Elizabeth Murray – I’m sorry to have never had the chance to meet her. I respond strongly to the exuberance exploding out of her paintings, and the way she challenges conventions of the rectangle, while still staying in strong dialogue with painting.
POVarts: What’s coming up next for you?
My MTA Public Commission Double Take, 90 ft long mural will be unveiled in 2021. I am very excited about this project and its materials. It is made of glass mosaic, ceramic, granite and steel. Materials I have never worked with before. Unlike most MTA permanent projects, it will be above ground. It will be the first thing you see when you exit the F Train on Roosevelt Island.
I have an upcoming solo exhibition in 2021 at the McDonough Museum of Art at Youngstown University in Youngstown, Ohio.
Also, an updated website coming soon with a video walkthrough of my recent commissioned Highwire, as well as a 2016 video of abstract meditation on an escalator. I am finishing up three new videos that I plan to show in my next solo show at Postmasters. Date to be determined!
To keep up-to-date with Diana Cooper’s work you can follow on Instagram @dianacooperstudio and check out her website: http://www.dianacooper.net/ and learn more about her recent show here: http://www.postmastersart.com/archive/cooper19/cooper19.html
(Top featured image: Scrim by Diana Cooper Photo Credits)
Diana Cooper (born 1964) is Brooklyn-based artist.
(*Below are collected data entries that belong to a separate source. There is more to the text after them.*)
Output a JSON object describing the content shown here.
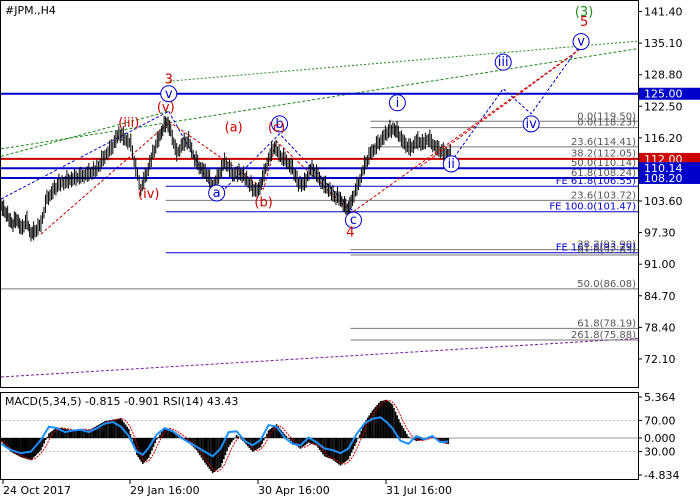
{
  "chart_data": {
    "type": "line",
    "title": "#JPM.,H4",
    "main": {
      "ylim": [
        66.5,
        143.5
      ],
      "y_ticks": [
        141.4,
        135.1,
        128.8,
        122.5,
        116.2,
        109.9,
        103.6,
        97.3,
        91.0,
        84.7,
        78.4,
        72.1
      ],
      "x_labels": [
        "24 Oct 2017",
        "29 Jan 16:00",
        "30 Apr 16:00",
        "31 Jul 16:00"
      ],
      "price_series_approx": [
        {
          "t": 0,
          "v": 102.5
        },
        {
          "t": 4,
          "v": 101.5
        },
        {
          "t": 8,
          "v": 100
        },
        {
          "t": 12,
          "v": 99
        },
        {
          "t": 16,
          "v": 100
        },
        {
          "t": 20,
          "v": 98
        },
        {
          "t": 26,
          "v": 99.5
        },
        {
          "t": 30,
          "v": 97
        },
        {
          "t": 34,
          "v": 97.5
        },
        {
          "t": 40,
          "v": 99
        },
        {
          "t": 46,
          "v": 104
        },
        {
          "t": 52,
          "v": 105.5
        },
        {
          "t": 58,
          "v": 107
        },
        {
          "t": 66,
          "v": 107.5
        },
        {
          "t": 72,
          "v": 108
        },
        {
          "t": 80,
          "v": 108.5
        },
        {
          "t": 88,
          "v": 109
        },
        {
          "t": 96,
          "v": 110
        },
        {
          "t": 104,
          "v": 112.5
        },
        {
          "t": 112,
          "v": 114.5
        },
        {
          "t": 118,
          "v": 117
        },
        {
          "t": 124,
          "v": 116
        },
        {
          "t": 130,
          "v": 115
        },
        {
          "t": 135,
          "v": 110
        },
        {
          "t": 140,
          "v": 106
        },
        {
          "t": 146,
          "v": 109
        },
        {
          "t": 152,
          "v": 113
        },
        {
          "t": 158,
          "v": 116
        },
        {
          "t": 162,
          "v": 118
        },
        {
          "t": 166,
          "v": 119.3
        },
        {
          "t": 170,
          "v": 117.5
        },
        {
          "t": 176,
          "v": 113
        },
        {
          "t": 182,
          "v": 115
        },
        {
          "t": 188,
          "v": 115.5
        },
        {
          "t": 194,
          "v": 112
        },
        {
          "t": 200,
          "v": 110
        },
        {
          "t": 206,
          "v": 109
        },
        {
          "t": 212,
          "v": 106.5
        },
        {
          "t": 218,
          "v": 108.5
        },
        {
          "t": 224,
          "v": 111.5
        },
        {
          "t": 232,
          "v": 109
        },
        {
          "t": 240,
          "v": 109
        },
        {
          "t": 246,
          "v": 108
        },
        {
          "t": 252,
          "v": 106
        },
        {
          "t": 258,
          "v": 105.5
        },
        {
          "t": 262,
          "v": 108
        },
        {
          "t": 268,
          "v": 112
        },
        {
          "t": 274,
          "v": 114.5
        },
        {
          "t": 280,
          "v": 112.5
        },
        {
          "t": 286,
          "v": 111.5
        },
        {
          "t": 292,
          "v": 110
        },
        {
          "t": 298,
          "v": 107
        },
        {
          "t": 304,
          "v": 107
        },
        {
          "t": 310,
          "v": 110
        },
        {
          "t": 316,
          "v": 109
        },
        {
          "t": 322,
          "v": 107
        },
        {
          "t": 328,
          "v": 106
        },
        {
          "t": 334,
          "v": 104.5
        },
        {
          "t": 340,
          "v": 104
        },
        {
          "t": 344,
          "v": 102.5
        },
        {
          "t": 348,
          "v": 102
        },
        {
          "t": 352,
          "v": 104
        },
        {
          "t": 358,
          "v": 107
        },
        {
          "t": 364,
          "v": 110.5
        },
        {
          "t": 370,
          "v": 113
        },
        {
          "t": 376,
          "v": 114.5
        },
        {
          "t": 382,
          "v": 116
        },
        {
          "t": 388,
          "v": 117.5
        },
        {
          "t": 394,
          "v": 118
        },
        {
          "t": 398,
          "v": 117
        },
        {
          "t": 404,
          "v": 115
        },
        {
          "t": 410,
          "v": 114
        },
        {
          "t": 416,
          "v": 115.5
        },
        {
          "t": 422,
          "v": 115
        },
        {
          "t": 428,
          "v": 116
        },
        {
          "t": 434,
          "v": 114.5
        },
        {
          "t": 440,
          "v": 113.5
        },
        {
          "t": 446,
          "v": 113
        },
        {
          "t": 450,
          "v": 112.5
        }
      ],
      "horizontal_lines": [
        {
          "label": "125.00",
          "price": 125.0,
          "color": "#0000cc",
          "tag": true
        },
        {
          "label": "112.00",
          "price": 112.0,
          "color": "#cc0000",
          "tag": true
        },
        {
          "label": "110.14",
          "price": 110.14,
          "color": "#0000cc",
          "tag": true
        },
        {
          "label": "108.20",
          "price": 108.2,
          "color": "#0000cc",
          "tag": true
        },
        {
          "label": "FE 100.0(101.47)",
          "price": 101.47,
          "color": "#0000cc",
          "tag": false
        }
      ],
      "fib_retracement_labels": [
        {
          "text": "0.0(119.50)",
          "price": 119.5
        },
        {
          "text": "0.0(118.23)",
          "price": 118.23
        },
        {
          "text": "23.6(114.41)",
          "price": 114.41
        },
        {
          "text": "38.2(112.05)",
          "price": 112.05
        },
        {
          "text": "50.0(110.14)",
          "price": 110.14
        },
        {
          "text": "61.8(108.24)",
          "price": 108.24
        },
        {
          "text": "FE 61.8(106.55)",
          "price": 106.55
        },
        {
          "text": "23.6(103.72)",
          "price": 103.72
        },
        {
          "text": "38.2(93.90)",
          "price": 93.9
        },
        {
          "text": "FE 161.8(93.29)",
          "price": 93.29
        },
        {
          "text": "61.8(92.83)",
          "price": 92.83
        },
        {
          "text": "50.0(86.08)",
          "price": 86.08
        },
        {
          "text": "61.8(78.19)",
          "price": 78.19
        },
        {
          "text": "261.8(75.88)",
          "price": 75.88
        }
      ],
      "wave_labels": [
        {
          "text": "(3)",
          "t": 584,
          "v": 140.5,
          "color": "#1a8a1a",
          "circle": false
        },
        {
          "text": "v",
          "t": 581,
          "v": 134.6,
          "color": "#0000cc",
          "circle": true
        },
        {
          "text": "5",
          "t": 584,
          "v": 138.5,
          "color": "#cc0000",
          "circle": false
        },
        {
          "text": "iii",
          "t": 503,
          "v": 130.5,
          "color": "#0000cc",
          "circle": true
        },
        {
          "text": "iv",
          "t": 531,
          "v": 118.2,
          "color": "#0000cc",
          "circle": true
        },
        {
          "text": "i",
          "t": 397,
          "v": 122.4,
          "color": "#0000cc",
          "circle": true
        },
        {
          "text": "ii",
          "t": 451,
          "v": 110.2,
          "color": "#0000cc",
          "circle": true
        },
        {
          "text": "3",
          "t": 168,
          "v": 127.0,
          "color": "#cc0000",
          "circle": false
        },
        {
          "text": "v",
          "t": 168,
          "v": 124.2,
          "color": "#0000cc",
          "circle": true
        },
        {
          "text": "(v)",
          "t": 165,
          "v": 121.5,
          "color": "#cc0000",
          "circle": false
        },
        {
          "text": "(iii)",
          "t": 128,
          "v": 118.4,
          "color": "#cc0000",
          "circle": false
        },
        {
          "text": "(iv)",
          "t": 148,
          "v": 104.2,
          "color": "#cc0000",
          "circle": false
        },
        {
          "text": "a",
          "t": 216,
          "v": 104.4,
          "color": "#0000cc",
          "circle": true
        },
        {
          "text": "(a)",
          "t": 233,
          "v": 117.5,
          "color": "#cc0000",
          "circle": false
        },
        {
          "text": "b",
          "t": 279,
          "v": 118.2,
          "color": "#0000cc",
          "circle": true
        },
        {
          "text": "(c)",
          "t": 276,
          "v": 117.5,
          "color": "#cc0000",
          "circle": false
        },
        {
          "text": "(b)",
          "t": 263,
          "v": 102.5,
          "color": "#cc0000",
          "circle": false
        },
        {
          "text": "c",
          "t": 353,
          "v": 99.0,
          "color": "#0000cc",
          "circle": true
        },
        {
          "text": "4",
          "t": 350,
          "v": 96.5,
          "color": "#cc0000",
          "circle": false
        }
      ]
    },
    "indicator": {
      "header": "MACD(5,34,5) -0.815 -0.901 RSI(14) 43.43",
      "y_ticks": [
        "5.364",
        "70.00",
        "0.000",
        "30.00",
        "-4.834"
      ],
      "macd_histogram_approx": [
        {
          "t": 0,
          "v": -0.4
        },
        {
          "t": 10,
          "v": -1.8
        },
        {
          "t": 20,
          "v": -2.5
        },
        {
          "t": 30,
          "v": -2.9
        },
        {
          "t": 40,
          "v": -1.6
        },
        {
          "t": 48,
          "v": 0.6
        },
        {
          "t": 56,
          "v": 1.4
        },
        {
          "t": 64,
          "v": 1.2
        },
        {
          "t": 72,
          "v": 1.0
        },
        {
          "t": 80,
          "v": 1.2
        },
        {
          "t": 88,
          "v": 1.0
        },
        {
          "t": 96,
          "v": 1.6
        },
        {
          "t": 104,
          "v": 2.2
        },
        {
          "t": 112,
          "v": 2.4
        },
        {
          "t": 120,
          "v": 2.6
        },
        {
          "t": 128,
          "v": 1.2
        },
        {
          "t": 136,
          "v": -2.2
        },
        {
          "t": 142,
          "v": -3.4
        },
        {
          "t": 148,
          "v": -2.6
        },
        {
          "t": 156,
          "v": -0.2
        },
        {
          "t": 164,
          "v": 1.4
        },
        {
          "t": 172,
          "v": 1.0
        },
        {
          "t": 180,
          "v": 0.3
        },
        {
          "t": 188,
          "v": -0.6
        },
        {
          "t": 196,
          "v": -1.6
        },
        {
          "t": 204,
          "v": -3.2
        },
        {
          "t": 212,
          "v": -4.6
        },
        {
          "t": 220,
          "v": -3.8
        },
        {
          "t": 228,
          "v": -1.2
        },
        {
          "t": 236,
          "v": 0.4
        },
        {
          "t": 244,
          "v": -0.6
        },
        {
          "t": 252,
          "v": -1.8
        },
        {
          "t": 260,
          "v": -1.2
        },
        {
          "t": 268,
          "v": 1.0
        },
        {
          "t": 276,
          "v": 1.8
        },
        {
          "t": 284,
          "v": 0.5
        },
        {
          "t": 292,
          "v": -0.6
        },
        {
          "t": 300,
          "v": -1.4
        },
        {
          "t": 308,
          "v": -0.6
        },
        {
          "t": 316,
          "v": -1.0
        },
        {
          "t": 324,
          "v": -2.4
        },
        {
          "t": 332,
          "v": -2.8
        },
        {
          "t": 340,
          "v": -3.6
        },
        {
          "t": 348,
          "v": -2.8
        },
        {
          "t": 356,
          "v": -0.6
        },
        {
          "t": 364,
          "v": 2.0
        },
        {
          "t": 372,
          "v": 3.6
        },
        {
          "t": 380,
          "v": 4.8
        },
        {
          "t": 386,
          "v": 5.0
        },
        {
          "t": 392,
          "v": 4.4
        },
        {
          "t": 400,
          "v": 2.0
        },
        {
          "t": 408,
          "v": 0.2
        },
        {
          "t": 416,
          "v": -0.4
        },
        {
          "t": 424,
          "v": -0.2
        },
        {
          "t": 432,
          "v": 0.2
        },
        {
          "t": 440,
          "v": -0.6
        },
        {
          "t": 448,
          "v": -0.8
        }
      ],
      "rsi_approx": [
        {
          "t": 0,
          "v": 40
        },
        {
          "t": 10,
          "v": 32
        },
        {
          "t": 20,
          "v": 28
        },
        {
          "t": 30,
          "v": 30
        },
        {
          "t": 40,
          "v": 45
        },
        {
          "t": 48,
          "v": 62
        },
        {
          "t": 56,
          "v": 60
        },
        {
          "t": 64,
          "v": 55
        },
        {
          "t": 72,
          "v": 57
        },
        {
          "t": 80,
          "v": 58
        },
        {
          "t": 88,
          "v": 55
        },
        {
          "t": 96,
          "v": 60
        },
        {
          "t": 104,
          "v": 66
        },
        {
          "t": 112,
          "v": 68
        },
        {
          "t": 120,
          "v": 62
        },
        {
          "t": 128,
          "v": 50
        },
        {
          "t": 136,
          "v": 30
        },
        {
          "t": 142,
          "v": 26
        },
        {
          "t": 148,
          "v": 35
        },
        {
          "t": 156,
          "v": 52
        },
        {
          "t": 164,
          "v": 60
        },
        {
          "t": 172,
          "v": 56
        },
        {
          "t": 180,
          "v": 48
        },
        {
          "t": 188,
          "v": 42
        },
        {
          "t": 196,
          "v": 36
        },
        {
          "t": 204,
          "v": 30
        },
        {
          "t": 212,
          "v": 24
        },
        {
          "t": 220,
          "v": 34
        },
        {
          "t": 228,
          "v": 55
        },
        {
          "t": 236,
          "v": 56
        },
        {
          "t": 244,
          "v": 44
        },
        {
          "t": 252,
          "v": 38
        },
        {
          "t": 260,
          "v": 45
        },
        {
          "t": 268,
          "v": 64
        },
        {
          "t": 276,
          "v": 62
        },
        {
          "t": 284,
          "v": 48
        },
        {
          "t": 292,
          "v": 40
        },
        {
          "t": 300,
          "v": 38
        },
        {
          "t": 308,
          "v": 48
        },
        {
          "t": 316,
          "v": 42
        },
        {
          "t": 324,
          "v": 34
        },
        {
          "t": 332,
          "v": 32
        },
        {
          "t": 340,
          "v": 28
        },
        {
          "t": 348,
          "v": 34
        },
        {
          "t": 356,
          "v": 52
        },
        {
          "t": 364,
          "v": 66
        },
        {
          "t": 372,
          "v": 72
        },
        {
          "t": 380,
          "v": 74
        },
        {
          "t": 386,
          "v": 68
        },
        {
          "t": 392,
          "v": 60
        },
        {
          "t": 400,
          "v": 44
        },
        {
          "t": 408,
          "v": 40
        },
        {
          "t": 416,
          "v": 50
        },
        {
          "t": 424,
          "v": 46
        },
        {
          "t": 432,
          "v": 50
        },
        {
          "t": 440,
          "v": 42
        },
        {
          "t": 448,
          "v": 43
        }
      ]
    }
  }
}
Recently had her seventh solo show at Postmasters Gallery (9/10-10/12/19). Other recent solo shows include Highwire at the Moss Center for the Arts at Virginia Tech, and Gleanings (1997-2018) at the New York Studio School in NYC. Double Take, a new permanent outdoor installation commissioned by the MTA is to be installed on Roosevelt Island in 2020. Cooper is a recipient of the Rome Prize, a Guggenheim Foundation Fellowship, a Pollock-Krasner Grant, a New York Foundation for the Arts Fellowship, a Joan Mitchell Foundation Grant and Anonymous Was A Woman. She currently teaches at Columbia University.